The measures promoted by the government of President Emmanuel Macron aim to reduce pollution and the impact of cars on greenhouse gas emissions.

From Saturday, leeks and carrots, tomatoes and potatoes, apples, pears and around thirty other items will no longer be sold in plastic. Instead, they should be wrapped in other materials like cardboard.

Plastic will still be allowed for more fragile fruits like berries and peaches, but will be phased out in the coming years.

The government has said the new regulations are expected to eliminate around a billion plastic waste per year.

Magazines and other publications will also have to be shipped without plastic packaging, and fast food outlets will no longer be allowed to offer free plastic toys to children.
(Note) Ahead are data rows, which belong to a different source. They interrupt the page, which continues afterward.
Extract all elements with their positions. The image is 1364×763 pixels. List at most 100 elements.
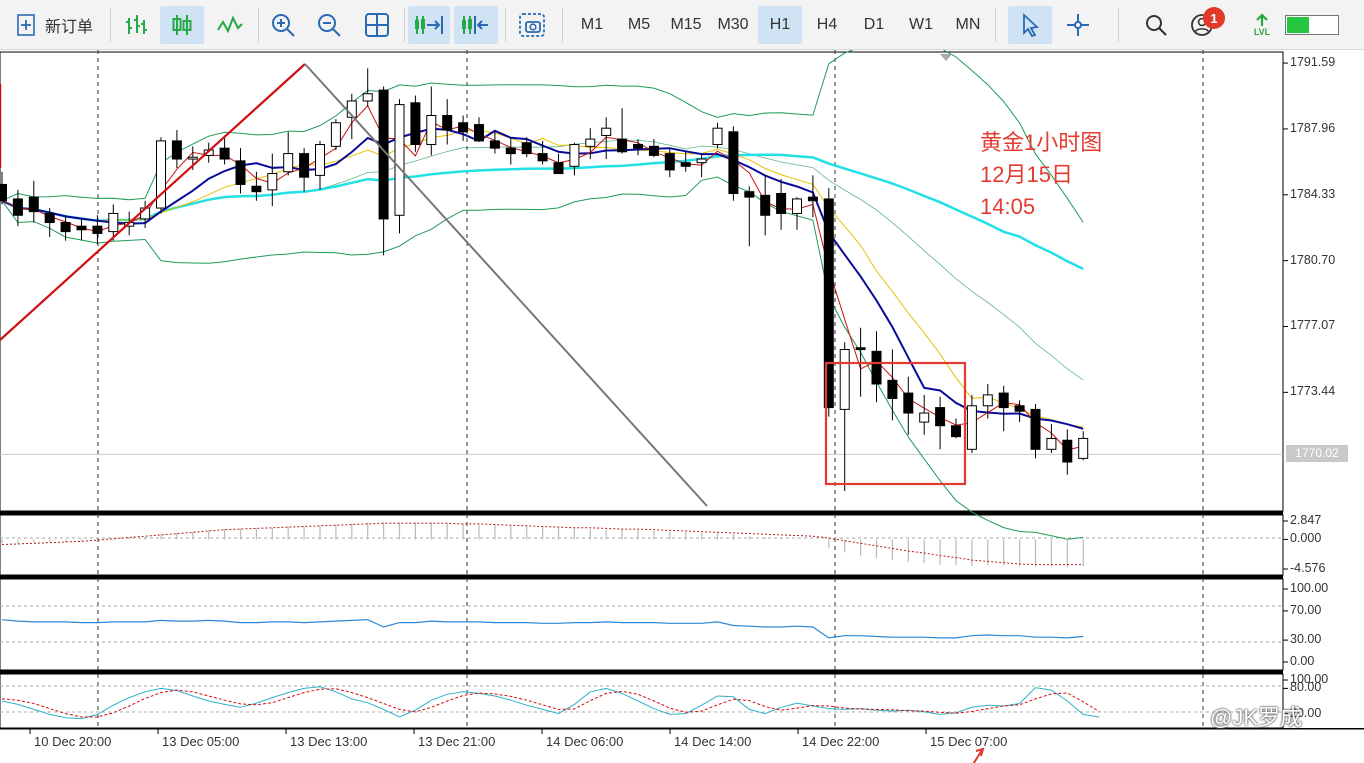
pane-price [0, 51, 1284, 512]
ma-slow-line [1, 153, 1084, 271]
pane-divider [0, 575, 1283, 579]
candle-body [299, 153, 310, 178]
candle-body [839, 349, 850, 410]
candle-body [855, 347, 866, 351]
candle-body [283, 153, 294, 173]
price-tick-label: 1791.59 [1290, 55, 1336, 70]
timeframe-mn[interactable]: MN [955, 16, 981, 33]
candle-body [617, 138, 628, 153]
ma-medium-line [1, 129, 1084, 428]
search-icon [1146, 15, 1167, 36]
grid-button[interactable] [356, 6, 398, 44]
candle-body [235, 160, 246, 185]
candle-body [871, 350, 882, 385]
candle-body [982, 394, 993, 407]
candle-body [489, 140, 500, 149]
rsi-tick-label: 0.00 [1290, 654, 1315, 668]
arrow-mark [972, 747, 985, 763]
time-tick-label: 15 Dec 07:00 [930, 734, 1008, 749]
candle-body [648, 145, 659, 156]
macd-tick-label: 2.847 [1290, 513, 1322, 527]
candle-body [330, 122, 341, 147]
zoom-in-button[interactable] [262, 6, 304, 44]
signal-level-button[interactable]: LVL [1244, 8, 1280, 42]
candle-body [712, 127, 723, 146]
rsi-tick-label: 30.00 [1290, 632, 1322, 647]
watermark: @JK罗成 [1210, 705, 1303, 730]
candle-body [1046, 437, 1057, 450]
macd-tick-label: -4.576 [1290, 561, 1326, 575]
grid-icon [365, 13, 389, 37]
zoom-in-icon [272, 14, 295, 37]
timeframe-m5[interactable]: M5 [627, 16, 651, 33]
candle-body [156, 140, 166, 209]
price-tick-label: 1787.96 [1290, 120, 1336, 135]
candle-body [362, 93, 373, 102]
candle-body [919, 412, 930, 423]
signal-icon [1256, 13, 1268, 26]
timeframe-d1[interactable]: D1 [863, 16, 885, 33]
stochastic-tick-label: 80.00 [1290, 680, 1322, 695]
time-tick-label: 14 Dec 06:00 [546, 734, 624, 749]
price-tick-label: 1784.33 [1290, 186, 1336, 201]
screenshot-button[interactable] [510, 6, 554, 44]
lvl-label: LVL [1253, 27, 1271, 37]
timeframe-m15[interactable]: M15 [670, 16, 702, 33]
price-tick-label: 1773.44 [1290, 384, 1336, 399]
timeframe-m30[interactable]: M30 [717, 16, 749, 33]
pane-divider [0, 670, 1283, 674]
line-chart-button[interactable] [208, 6, 252, 44]
bollinger-upper-line [1, 50, 1084, 223]
timeframe-h1[interactable]: H1 [758, 6, 802, 44]
new-order-button[interactable]: 新订单 [8, 6, 100, 44]
toolbar-separator [1118, 8, 1119, 42]
candle-body [1078, 437, 1089, 459]
candlestick-button[interactable] [160, 6, 204, 44]
candle-body [219, 147, 230, 160]
timeframe-m1[interactable]: M1 [580, 16, 604, 33]
candle-body [823, 198, 834, 409]
auto-scroll-icon [415, 16, 443, 34]
price-tick-label: 1780.70 [1290, 252, 1336, 267]
notification-badge: 1 [1203, 7, 1225, 29]
candle-body [0, 183, 7, 202]
auto-scroll-button[interactable] [408, 6, 450, 44]
candle-body [442, 114, 453, 131]
toolbar: 新订单 M1 M5 M15 M30 H1 H4 D1 W1 MN 1 [0, 0, 1364, 50]
trend-line-up [0, 63, 306, 341]
crosshair-button[interactable] [1056, 6, 1100, 44]
timeframe-h4[interactable]: H4 [816, 16, 838, 33]
candle-body [474, 124, 484, 142]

The coming year will also see automotive ads in France forced to include a message encouraging people to consider greener transportation.

From March, they will have to mention one of the three messages: “For short journeys, prefer walking or cycling”, “Think about carpooling” or “On a daily basis, take public transport”.

According to a decree released this week, the new regulations will apply to advertisements on TV, radio, in newspapers, on billboards and online.

Advertisers who do not comply are subject to a fine of up to 50,000 euros ($ 56,652) per delivery.

Similar mandatory messages are already part of the advertisements for processed foods since 2007 in the country, such as “For your health, avoid eating too fatty, too sweet, too salty”.

The transport sector in France is responsible for around 31% of greenhouse gas emissions, half of which is generated by passenger cars.

Also in 2022, French telephone operators and Internet service providers will be invited to provide their customers with an estimate of the greenhouse gas emissions generated by their online activity and the use of mobile phones.

This initiative aims to increase public awareness of the environmental impact of digital technology. Emissions are generated in particular by data centers, which create data clouds at the cost of high energy consumption.

A Senate report last year revealed that the sector accounted for 2% of greenhouse gases in 2019 in France.